Hoy tengo la esperanza de que finalizar sientan mayor confianza en que el Salvador puede ayudarlos con los desafíos que tienen actualmente y que los ayudará con los que tengan en el futuro.
Bien. Para comenzar, ¿quién es nuestro mejor ejemplo en todo?
CLASE: Jesuscristo.
Hermana Hunt: Genial. Me encanta. ¿Podrían ir a Isaías capítulo 53, versículos del 3 al 5? Léanlo en silencio y escriban en este papel una frase que les haya gustado o que les llamara la atención. En el reverso hay una cita del élder Soares. Subrayen algo que les llame la atención, como hicieron con el pasaje de las Escrituras.
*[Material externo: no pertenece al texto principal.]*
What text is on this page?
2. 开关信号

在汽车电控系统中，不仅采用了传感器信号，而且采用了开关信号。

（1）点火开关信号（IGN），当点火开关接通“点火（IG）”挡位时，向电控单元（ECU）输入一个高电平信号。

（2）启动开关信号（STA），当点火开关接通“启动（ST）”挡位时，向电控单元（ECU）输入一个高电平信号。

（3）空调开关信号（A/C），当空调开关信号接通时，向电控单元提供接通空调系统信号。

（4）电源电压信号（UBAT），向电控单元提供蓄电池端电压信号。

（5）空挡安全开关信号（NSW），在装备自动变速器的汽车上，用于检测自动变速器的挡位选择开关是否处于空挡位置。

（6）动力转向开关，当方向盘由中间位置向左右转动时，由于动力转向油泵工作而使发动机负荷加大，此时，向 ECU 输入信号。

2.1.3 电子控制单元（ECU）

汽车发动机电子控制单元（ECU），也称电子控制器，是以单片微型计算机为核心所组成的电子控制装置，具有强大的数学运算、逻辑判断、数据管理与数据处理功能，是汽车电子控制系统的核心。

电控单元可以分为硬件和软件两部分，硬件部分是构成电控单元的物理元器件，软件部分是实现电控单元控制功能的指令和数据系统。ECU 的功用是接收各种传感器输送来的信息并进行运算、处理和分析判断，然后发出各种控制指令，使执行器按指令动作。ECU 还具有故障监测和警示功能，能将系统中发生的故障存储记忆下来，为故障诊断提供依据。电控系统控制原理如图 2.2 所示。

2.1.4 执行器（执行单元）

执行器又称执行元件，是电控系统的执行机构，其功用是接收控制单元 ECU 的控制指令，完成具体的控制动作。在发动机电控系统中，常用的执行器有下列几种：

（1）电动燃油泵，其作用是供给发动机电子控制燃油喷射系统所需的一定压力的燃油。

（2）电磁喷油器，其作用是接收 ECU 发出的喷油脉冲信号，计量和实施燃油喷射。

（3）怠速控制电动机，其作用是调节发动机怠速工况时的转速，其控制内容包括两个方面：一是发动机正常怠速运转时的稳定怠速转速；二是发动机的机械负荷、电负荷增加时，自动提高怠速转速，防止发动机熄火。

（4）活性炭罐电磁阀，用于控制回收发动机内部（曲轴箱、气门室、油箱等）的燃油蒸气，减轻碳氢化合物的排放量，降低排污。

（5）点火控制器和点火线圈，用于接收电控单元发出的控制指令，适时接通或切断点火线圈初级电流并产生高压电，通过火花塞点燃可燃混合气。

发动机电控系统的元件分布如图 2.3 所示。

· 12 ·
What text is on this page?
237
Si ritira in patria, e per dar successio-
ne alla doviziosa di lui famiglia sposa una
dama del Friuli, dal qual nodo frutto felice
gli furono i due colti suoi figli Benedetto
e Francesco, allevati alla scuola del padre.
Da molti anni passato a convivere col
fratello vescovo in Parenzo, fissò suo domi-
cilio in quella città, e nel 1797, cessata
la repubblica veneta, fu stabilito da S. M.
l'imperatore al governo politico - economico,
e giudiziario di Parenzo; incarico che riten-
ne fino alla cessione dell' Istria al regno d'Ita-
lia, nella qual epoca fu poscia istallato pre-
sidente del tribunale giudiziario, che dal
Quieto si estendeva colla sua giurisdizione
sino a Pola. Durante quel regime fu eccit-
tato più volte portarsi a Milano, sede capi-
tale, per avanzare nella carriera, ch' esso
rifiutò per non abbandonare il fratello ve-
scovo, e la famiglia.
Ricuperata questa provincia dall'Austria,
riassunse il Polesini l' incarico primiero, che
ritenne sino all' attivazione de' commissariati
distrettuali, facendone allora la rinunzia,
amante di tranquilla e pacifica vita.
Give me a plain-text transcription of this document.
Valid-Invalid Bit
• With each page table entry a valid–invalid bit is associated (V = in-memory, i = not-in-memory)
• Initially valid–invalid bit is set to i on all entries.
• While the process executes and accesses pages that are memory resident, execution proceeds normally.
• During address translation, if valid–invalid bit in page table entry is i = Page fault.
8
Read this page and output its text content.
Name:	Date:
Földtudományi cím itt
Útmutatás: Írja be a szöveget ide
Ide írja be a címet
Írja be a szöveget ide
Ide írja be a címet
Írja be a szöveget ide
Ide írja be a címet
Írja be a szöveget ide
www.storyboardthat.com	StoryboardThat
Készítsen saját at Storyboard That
Entre ustedes, piensen en este pasaje, Isaías 53:3–5, y en la cita del élder Soares e indiquen una verdad que podamos extraer de estas fuentes divinamente señaladas. Adelante.
CLASE: (Conversación)
Hermana Hunt: Bien. ¿Alguien quiere compartir con nosotros? ¿Qué verdad encontraron?
Opia
Opia: La verdad que encontré está en la cita. Dice: “El Salvador también nos ofrece alivio y consuelo”. Me gusta que Él sabe por lo que estamos pasando y siempre está allí para ayudarnos. A veces pensamos que estamos solos, pero si acudimos a Él, siempre nos responderá.
Hermana Hunt: Me encanta. El Salvador sabe por lo que estamos pasando.
¿Qué puede hacer Él al respecto?
Opia: Puede poner a alguien a nuestro lado, alguien a quien siempre podamos acudir y que nos dé paz
Hermana Hunt: Fabuloso. Al principio también dijiste que Él nos consuela, ¿verdad? Él puede darnos paz y consuelo.
Sé que esta verdad que hallaron en las Escrituras y en la cita del élder Soares es verdadera. En mi vida ha habido momentos en los que nadie más podía saber cómo me sentía, pero sé que el Salvador lo sabía y Él me dio paz y consuelo. Vamos a intentar esto, pero solo visualizándolo.
Bien. Cierren los ojos piensen en la situación emocionalmente difícil que escribieron en el diario de estudio. Voy a hacerles unas preguntas y quiero que piensen en ellas. Después de unos minutos, abrirán los ojos y escribirán los pensamientos y sentimientos que hayan tenido. ¿De acuerdo?
Primera pregunta: Si el Salvador estuviera con ustedes, ¿qué creen que haría? ¿Qué creen que haría mientras ustedes atraviesan una situación emocionalmente difícil? ¿Qué pensarían y sentirían ustedes?
Otra pregunta: ¿Qué creen que les diría? ¿Qué les pediría que hicieran?
Siguiente pregunta: ¿Cómo creen que Su presencia, amor y apoyo los ayudaría a controlar y superar el estrés emocional?
Abran los ojos y, en el diario de estudio, escriban cualquier pensamiento o sentimiento que hayan tenido.